Gratouillous les matous !

Tortues Géniales
Tout le monde ou presque connaît les célèbres Teenage Mutant Ninja Turtles, ou Tortues Ninja. Popularisé par divers dessins animés, le quatuor a vu le jour dans une série de comics assez sombre et violente, plutôt axée vers un public adulte. Mais saviez-vous que, bien que ne faisant pas partie de l'univers Marvel, les Tortues Ninja ont des points communs avec... Daredevil ?
Les créateurs des personnages, Peter Laird et Kevin Eastman, se sont en effet grandement inspirés du justicier de Hell's Kitchen pour planter le décor quelque peu parodique de leur univers. Ainsi, le produit mutagène qui a donné naissance à Michelangelo, Donatello, Raphael et Leonardo est en fait issu du camion impliqué dans l'accident qui a doté un certain Matt Murdock de pouvoirs fort utiles.

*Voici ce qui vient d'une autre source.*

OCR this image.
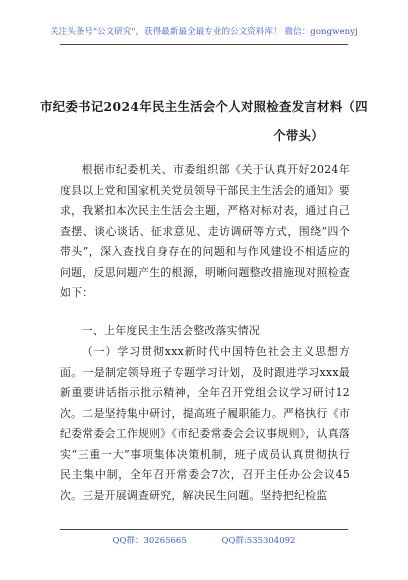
关注头条号"公文研究"，获得最新最全最专业的公文资料库！ 微信：gongwenyj
市纪委书记2024年民主生活会个人对照检查发言材料（四
个带头）
根据市纪委机关、市委组织部《关于认真开好2024年度县以上党和国家机关党员领导干部民主生活会的通知》要求，我紧扣本次民主生活会主题，严格对标对表，通过自己查摆、谈心谈话、征求意见、走访调研等方式，围绕“四个带头”，深入查找自身存在的问题和与作风建设不相适应的问题，反思问题产生的根源，明晰问题整改措施现对照检查如下：
一、上年度民主生活会整改落实情况
（一）学习贯彻xxx新时代中国特色社会主义思想方面。一是制定领导班子专题学习计划，及时跟进学习xxx最新重要讲话指示批示精神，全年召开党组会议学习研讨12次。二是坚持集中研讨，提高班子履职能力。严格执行《市纪委常委会工作规则》《市纪委常委会会议事规则》，认真落实“三重一大”事项集体决策机制，班子成员认真贯彻执行民主集中制，全年召开常委会7次，召开主任办公会议45次。三是开展调查研究，解决民生问题。坚持把纪检监
QQ群：30265665	QQ群:535304092
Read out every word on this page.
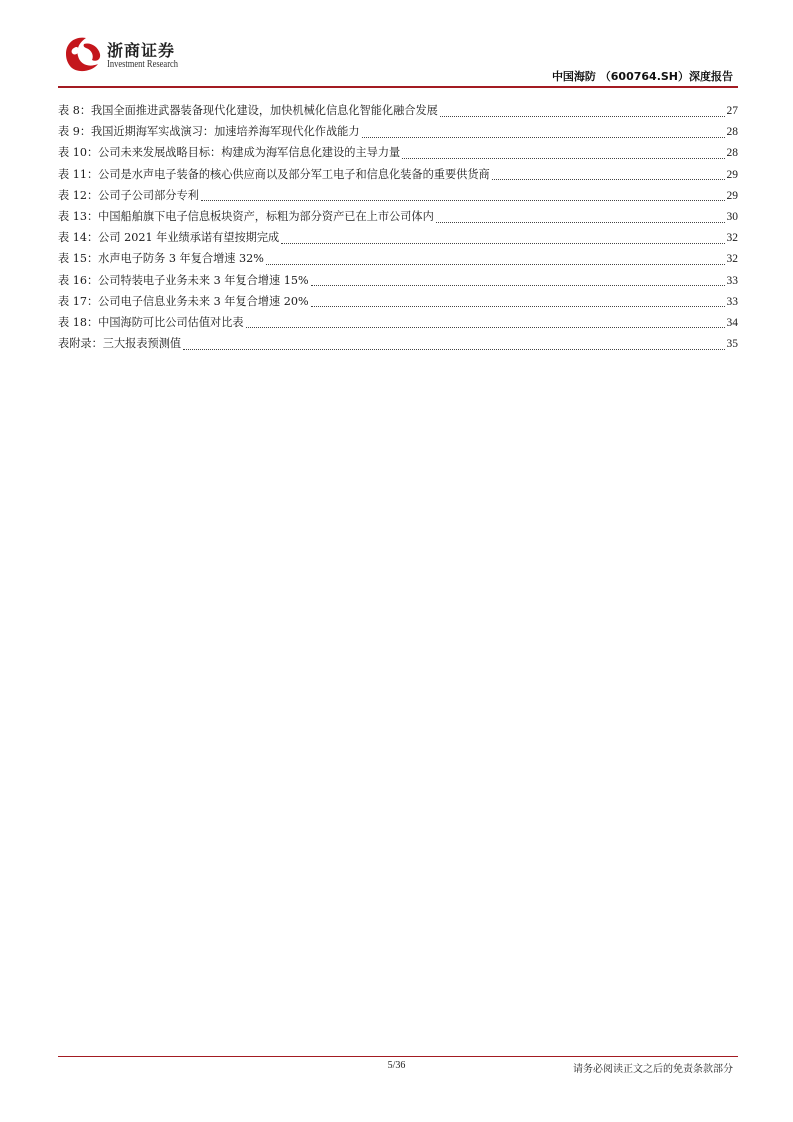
浙商证券
Investment Research
中国海防 （600764.SH）深度报告
表 8：我国全面推进武器装备现代化建设，加快机械化信息化智能化融合发展	27
表 9：我国近期海军实战演习：加速培养海军现代化作战能力	28
表 10：公司未来发展战略目标：构建成为海军信息化建设的主导力量	28
表 11：公司是水声电子装备的核心供应商以及部分军工电子和信息化装备的重要供货商	29
表 12：公司子公司部分专利	29
表 13：中国船舶旗下电子信息板块资产，标粗为部分资产已在上市公司体内	30
表 14：公司 2021 年业绩承诺有望按期完成	32
表 15：水声电子防务 3 年复合增速 32%	32
表 16：公司特装电子业务未来 3 年复合增速 15%	33
表 17：公司电子信息业务未来 3 年复合增速 20%	33
表 18：中国海防可比公司估值对比表	34
表附录：三大报表预测值	35
5/36	请务必阅读正文之后的免责条款部分
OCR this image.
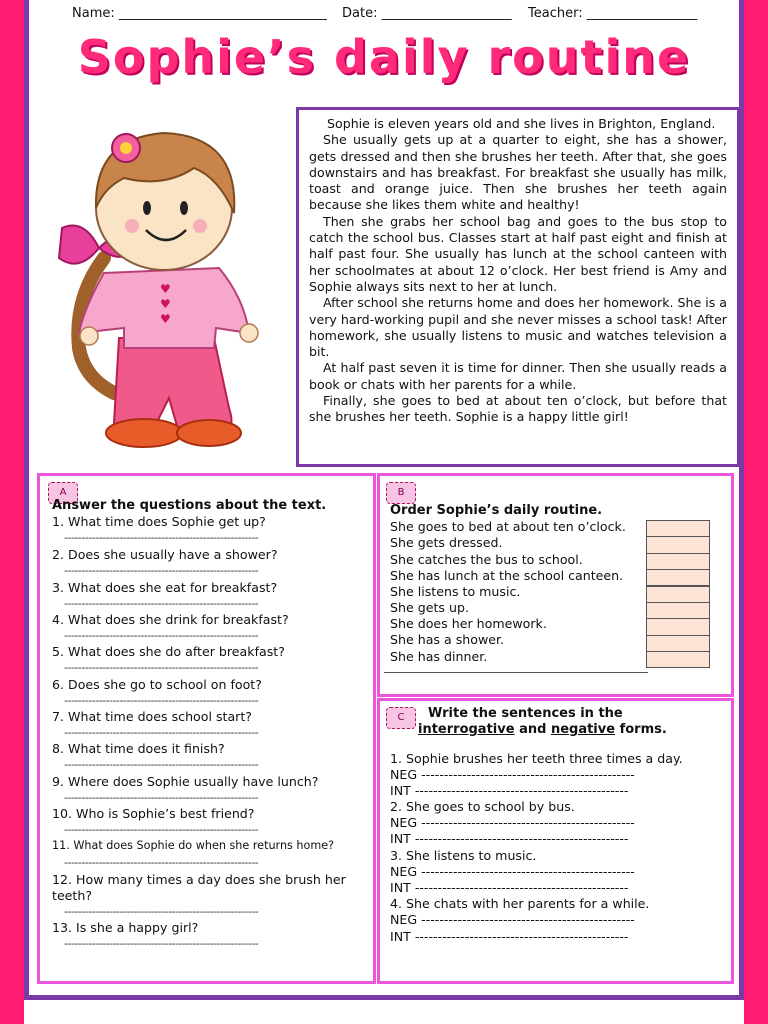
Name: ________________________________ Date: ____________________ Teacher: _________________
Sophie’s daily routine
♥
♥
♥

Sophie is eleven years old and she lives in Brighton, England.

She usually gets up at a quarter to eight, she has a shower, gets dressed and then she brushes her teeth. After that, she goes downstairs and has breakfast. For breakfast she usually has milk, toast and orange juice. Then she brushes her teeth again because she likes them white and healthy!

Then she grabs her school bag and goes to the bus stop to catch the school bus. Classes start at half past eight and finish at half past four. She usually has lunch at the school canteen with her schoolmates at about 12 o’clock. Her best friend is Amy and Sophie always sits next to her at lunch.

After school she returns home and does her homework. She is a very hard-working pupil and she never misses a school task! After homework, she usually listens to music and watches television a bit.

At half past seven it is time for dinner. Then she usually reads a book or chats with her parents for a while.

Finally, she goes to bed at about ten o’clock, but before that she brushes her teeth. Sophie is a happy little girl!

A
Answer the questions about the text.
1. What time does Sophie get up?
--------------------------------------------------------
2. Does she usually have a shower?
--------------------------------------------------------
3. What does she eat for breakfast?
--------------------------------------------------------
4. What does she drink for breakfast?
--------------------------------------------------------
5. What does she do after breakfast?
--------------------------------------------------------
6. Does she go to school on foot?
--------------------------------------------------------
7. What time does school start?
--------------------------------------------------------
8. What time does it finish?
--------------------------------------------------------
9. Where does Sophie usually have lunch?
--------------------------------------------------------
10. Who is Sophie’s best friend?
--------------------------------------------------------
11. What does Sophie do when she returns home?
--------------------------------------------------------
12. How many times a day does she brush her
teeth?
--------------------------------------------------------
13. Is she a happy girl?
--------------------------------------------------------
B
Order Sophie’s daily routine.
She goes to bed at about ten o’clock.
She gets dressed.
She catches the bus to school.
She has lunch at the school canteen.
She listens to music.
She gets up.
She does her homework.
She has a shower.
She has dinner.
C	Write the sentences in the
interrogative and negative forms.
1. Sophie brushes her teeth three times a day.
NEG -----------------------------------------------
INT -----------------------------------------------
2. She goes to school by bus.
NEG -----------------------------------------------
INT -----------------------------------------------
3. She listens to music.
NEG -----------------------------------------------
INT -----------------------------------------------
4. She chats with her parents for a while.
NEG -----------------------------------------------
INT -----------------------------------------------
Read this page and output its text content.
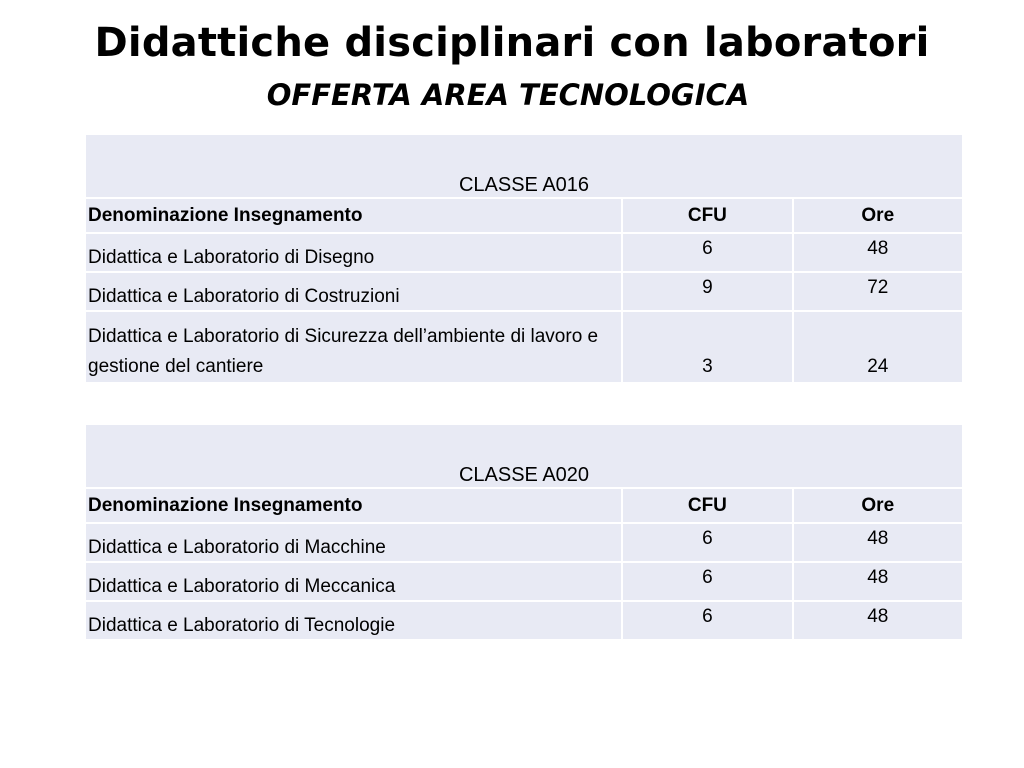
Didattiche disciplinari con laboratori
OFFERTA AREA TECNOLOGICA
CLASSE A016		
Denominazione Insegnamento	CFU	Ore
Didattica e Laboratorio di Disegno	6	48
Didattica e Laboratorio di Costruzioni	9	72
Didattica e Laboratorio di Sicurezza dell’ambiente di lavoro e gestione del cantiere	3	24
CLASSE A020		
Denominazione Insegnamento	CFU	Ore
Didattica e Laboratorio di Macchine	6	48
Didattica e Laboratorio di Meccanica	6	48
Didattica e Laboratorio di Tecnologie	6	48
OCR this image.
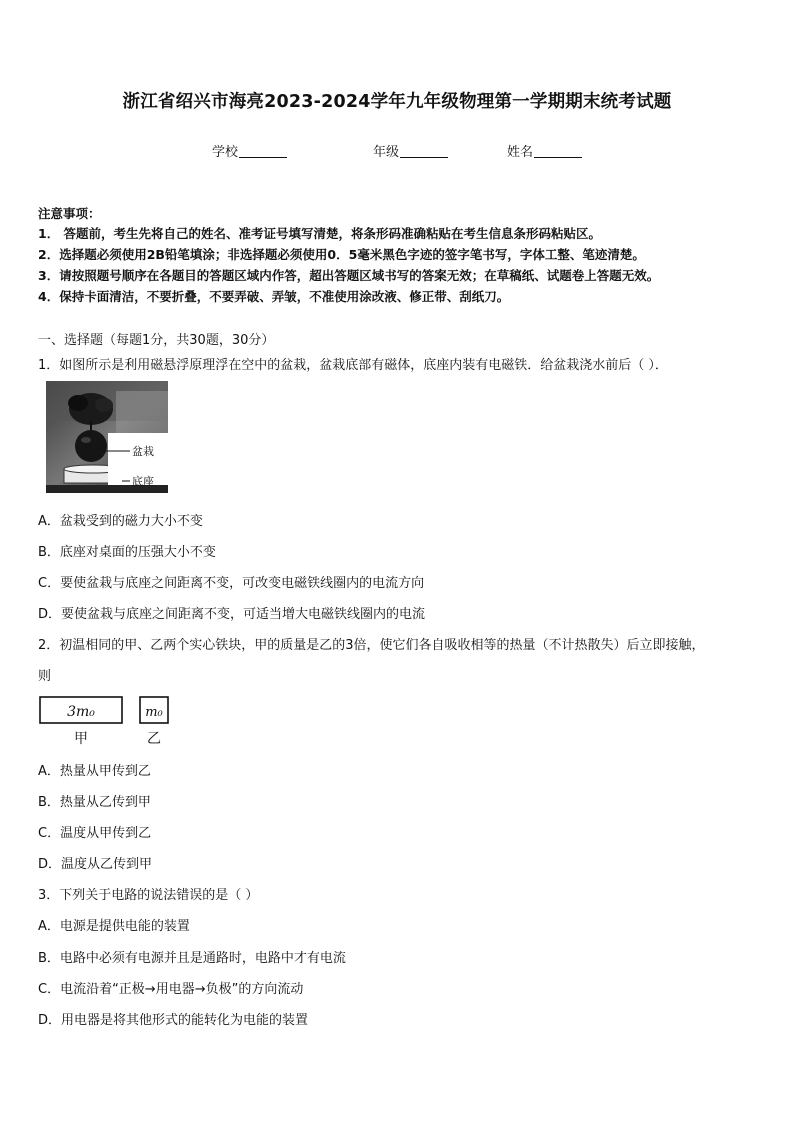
浙江省绍兴市海亮2023-2024学年九年级物理第一学期期末统考试题
学校	年级	姓名
注意事项：
1． 答题前，考生先将自己的姓名、准考证号填写清楚，将条形码准确粘贴在考生信息条形码粘贴区。
2．选择题必须使用2B铅笔填涂；非选择题必须使用0．5毫米黑色字迹的签字笔书写，字体工整、笔迹清楚。
3．请按照题号顺序在各题目的答题区域内作答，超出答题区域书写的答案无效；在草稿纸、试题卷上答题无效。
4．保持卡面清洁，不要折叠，不要弄破、弄皱，不准使用涂改液、修正带、刮纸刀。
一、选择题（每题1分，共30题，30分）
1．如图所示是利用磁悬浮原理浮在空中的盆栽，盆栽底部有磁体，底座内装有电磁铁．给盆栽浇水前后（ ）．
盆栽
底座
A．盆栽受到的磁力大小不变
B．底座对桌面的压强大小不变
C．要使盆栽与底座之间距离不变，可改变电磁铁线圈内的电流方向
D．要使盆栽与底座之间距离不变，可适当增大电磁铁线圈内的电流
2．初温相同的甲、乙两个实心铁块，甲的质量是乙的3倍，使它们各自吸收相等的热量（不计热散失）后立即接触，
则
3m₀	m₀
甲	乙
A．热量从甲传到乙
B．热量从乙传到甲
C．温度从甲传到乙
D．温度从乙传到甲
3．下列关于电路的说法错误的是（ ）
A．电源是提供电能的装置
B．电路中必须有电源并且是通路时，电路中才有电流
C．电流沿着“正极→用电器→负极”的方向流动
D．用电器是将其他形式的能转化为电能的装置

Ce n'est pas tout. Si Daredevil combat régulièrement les sbires d'une organisation appelée La Main, les Tortues, elles, doivent faire face au clan Foot (Pied, en anglais). Même le maître des Tortues, Splinter (écharde), est une allusion au personnage de Stick (bâton), mentor de Daredevil.
Les amateurs de pizzas ont depuis fait une belle carrière, à la grande surprise de leurs auteurs, qui estimaient au départ leur idée invendable et bien trop "barrée".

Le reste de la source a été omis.